Índios, a política e a medicina – Com uma exposição que emocionou a plateia, o colombiano Roberto Marín, da Asociación de Capitanes y Autoridades Tradicionales Indígenas del Pira Paraná, foi ao evento falar de seu trabalho representando 2.500 índios de seis grupos étnicos dessa região da Amazônia colombiana. Ele relatou como a sabedoria dessas pessoas, em especial a dos ‘jaguares’, os conhecedores dessa herança cultural, vem influenciando nas decisões políticas e sociais da região. E deu como exemplo a delimitação dos territórios indígenas, a criação de calendários ambientais e a influência no sistema educacional da área. 

“Queremos contribuir [a partir dos nossos parâmetros] em relação a temas como o aquecimento global, por exemplo, não só dentro da Colômbia, mas também com todos os países amazônicos e o resto do planeta”, pontuou. Em 2011, a Unesco reconheceu como patrimônio imaterial da humanidade o conhecimento tradicional dos xamãs jaguares do Pira Paraná.

Por sua vez, Jaqueline Evangelista, coordenadora da Articulação Pacari, discursou sobre o trabalho feito para se obter o reconhecimento da medicina tradicional do Brasil, mais especificamente das chamadas Farmacinhas do Cerrado. Ele lembra que há cerca de 12 mil espécies de plantas no Cerrado e apresentou o trabalho dos autointutulados “raizeiros” e “raizeiras”. 

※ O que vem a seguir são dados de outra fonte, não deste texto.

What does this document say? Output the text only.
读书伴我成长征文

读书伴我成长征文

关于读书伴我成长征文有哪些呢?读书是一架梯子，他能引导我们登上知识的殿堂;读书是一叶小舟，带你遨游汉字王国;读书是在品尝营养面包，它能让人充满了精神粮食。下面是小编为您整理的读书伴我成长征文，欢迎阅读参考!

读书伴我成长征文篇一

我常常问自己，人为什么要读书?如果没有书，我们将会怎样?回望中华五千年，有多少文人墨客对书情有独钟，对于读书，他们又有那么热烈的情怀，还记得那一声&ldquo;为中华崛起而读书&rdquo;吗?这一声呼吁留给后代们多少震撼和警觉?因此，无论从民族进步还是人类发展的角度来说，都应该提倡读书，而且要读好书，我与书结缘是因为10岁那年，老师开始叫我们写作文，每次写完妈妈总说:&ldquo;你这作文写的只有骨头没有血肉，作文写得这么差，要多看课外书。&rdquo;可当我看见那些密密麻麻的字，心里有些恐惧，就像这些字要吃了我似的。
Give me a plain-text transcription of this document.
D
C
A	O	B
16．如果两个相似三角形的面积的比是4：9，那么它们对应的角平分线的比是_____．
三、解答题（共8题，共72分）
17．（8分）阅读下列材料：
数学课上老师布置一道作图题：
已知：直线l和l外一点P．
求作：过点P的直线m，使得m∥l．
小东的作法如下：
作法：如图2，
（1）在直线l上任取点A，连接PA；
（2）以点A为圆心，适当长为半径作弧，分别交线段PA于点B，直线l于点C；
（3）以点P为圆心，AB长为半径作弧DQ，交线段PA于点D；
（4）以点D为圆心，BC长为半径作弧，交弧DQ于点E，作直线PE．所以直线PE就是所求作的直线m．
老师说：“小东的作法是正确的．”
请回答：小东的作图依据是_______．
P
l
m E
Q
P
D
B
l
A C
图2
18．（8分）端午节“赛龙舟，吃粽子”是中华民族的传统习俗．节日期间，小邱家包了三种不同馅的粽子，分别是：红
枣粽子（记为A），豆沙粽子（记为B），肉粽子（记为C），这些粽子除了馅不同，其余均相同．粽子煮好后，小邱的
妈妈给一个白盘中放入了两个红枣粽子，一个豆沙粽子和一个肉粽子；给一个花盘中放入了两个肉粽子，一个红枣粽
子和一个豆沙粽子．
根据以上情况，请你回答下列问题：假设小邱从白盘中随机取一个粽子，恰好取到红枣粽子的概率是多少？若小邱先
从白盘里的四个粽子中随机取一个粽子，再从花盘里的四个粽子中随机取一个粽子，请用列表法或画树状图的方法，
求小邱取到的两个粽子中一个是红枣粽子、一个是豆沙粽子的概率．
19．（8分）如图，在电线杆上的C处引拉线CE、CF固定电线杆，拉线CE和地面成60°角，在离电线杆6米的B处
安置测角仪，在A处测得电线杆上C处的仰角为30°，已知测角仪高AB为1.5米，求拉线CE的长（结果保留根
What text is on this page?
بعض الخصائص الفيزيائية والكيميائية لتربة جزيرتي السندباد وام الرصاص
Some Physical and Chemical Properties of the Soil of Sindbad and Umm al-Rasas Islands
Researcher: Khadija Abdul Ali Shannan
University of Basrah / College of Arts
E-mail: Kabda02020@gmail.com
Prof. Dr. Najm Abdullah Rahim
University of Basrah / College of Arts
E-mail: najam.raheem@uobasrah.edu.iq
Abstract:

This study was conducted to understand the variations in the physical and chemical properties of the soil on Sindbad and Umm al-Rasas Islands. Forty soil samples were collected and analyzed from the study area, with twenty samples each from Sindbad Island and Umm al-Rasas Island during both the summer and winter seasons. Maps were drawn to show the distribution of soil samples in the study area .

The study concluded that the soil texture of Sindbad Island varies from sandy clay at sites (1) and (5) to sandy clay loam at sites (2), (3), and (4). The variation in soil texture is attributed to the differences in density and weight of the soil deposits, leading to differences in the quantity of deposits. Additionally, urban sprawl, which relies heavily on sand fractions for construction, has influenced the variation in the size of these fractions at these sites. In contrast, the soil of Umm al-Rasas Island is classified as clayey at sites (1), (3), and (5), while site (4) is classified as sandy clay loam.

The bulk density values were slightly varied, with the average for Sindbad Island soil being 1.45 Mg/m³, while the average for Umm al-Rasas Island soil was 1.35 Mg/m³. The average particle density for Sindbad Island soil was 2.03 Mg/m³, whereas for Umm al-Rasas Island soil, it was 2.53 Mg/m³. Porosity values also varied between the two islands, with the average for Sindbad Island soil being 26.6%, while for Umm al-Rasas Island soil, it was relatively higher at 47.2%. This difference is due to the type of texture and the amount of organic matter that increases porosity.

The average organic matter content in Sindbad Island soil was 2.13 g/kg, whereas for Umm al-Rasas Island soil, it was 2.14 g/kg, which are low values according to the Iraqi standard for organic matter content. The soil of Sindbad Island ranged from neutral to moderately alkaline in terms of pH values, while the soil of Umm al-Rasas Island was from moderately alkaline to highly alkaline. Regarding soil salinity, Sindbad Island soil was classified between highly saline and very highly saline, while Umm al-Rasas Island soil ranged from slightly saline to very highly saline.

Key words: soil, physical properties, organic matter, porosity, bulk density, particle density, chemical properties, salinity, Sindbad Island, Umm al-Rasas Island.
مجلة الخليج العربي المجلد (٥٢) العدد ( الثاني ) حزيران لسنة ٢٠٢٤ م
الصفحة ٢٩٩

As “farmacinhas” podem ser caseiras ou comunitárias e produzem 40 tipos de remédios a preços acessíveis (ou obtidos por doação). Por não terem uma legislação que reconheça seu trabalho, é comum que esses espaços sejam fechados frequentemente pela Vigilância Sanitária. “Precisamos de um arcabouço jurídico para demonstrar que esses remédios são seguros e eficazes”, afirma Jaqueline, lembrando que o processo de produção passaria por uma regulamentação, que garantiria uma coleta segura dos elementos, as boas práticas na hora da preparação e a segurança das indicações.

Conhecimento indígena e educação – Representando o Fórum Permanente das Nações Unidas sobre Assuntos Indígenas e também o Centro para La Autonomía y Desarrollo de los Pueblos Indígenas da Nicarágua, Myrna Cunningham falou sobre a entrada do conhecimento indígena na academia, passando de uma política de cotas e inclusão para alunos à chegada aos tablados dos professores, o que proporciona um “diálogo intercultural muito mais amplo”. 

Um dos exemplos é Cátedra Indígena Itinerante (CII), dentro da Universidade Indígena Intercultural (rede de centros associados de mais de 20 países), uma instância de difusão, intercâmbio e construção coletiva de conhecimento que conta com a participação de nações latino-americanas e da Espanha. Entre os temas discutidos na cátedra estão direitos humanos, identidade e diversidade culturais, espiritualidade, geopolítica e relações de descolonização. Segundo Myrna, mais de mil jovens indígenas já participaram dela.

No entanto, em termos de difusão do conhecimento indígena em outras esferas, Myrna conta que o grande desafio é passar do reconhecimento à aplicação prática. “Os indígenas ainda enfrentam constantemente o problema de ter que negociar por seus direitos diante de projetos como represas e indústrias extrativistas. Não existe um mecanismo sistemático de participação ou consulta a eles, essa é uma realidade em diversas partes do mundo”, lamenta, em resposta a uma pergunta sobre a polêmica em relação à usina hidrelétrica de Belo Monte. 

Dentro do tema ambiental, Joji Carino, representante do Tebtebba, Centro Internacional dos Povos Indígenas para Políticas de Pesquisa e Educação, situado nas Filipinas, destacou a “relação sagrada” de muitos índios com a natureza, o que facilita a conservação das áreas protegida. Ela fez uma comparação de áreas de proteção comuns com áreas onde habitam índios e o resultado é que as áreas controladas por esses povos apresentariam melhores índices de conservação.

Durante o painel, foi lançado o livro ‘Weathering Uncertainty – Traditional Knowledge for Climate Change Assessment and Adaptation’, publicado pela Unesco e pela United Nations University, sobre a vulnerabilidade, preocupações e capacidade de adaptação dos povos indígenas e comunidades marginalizadas.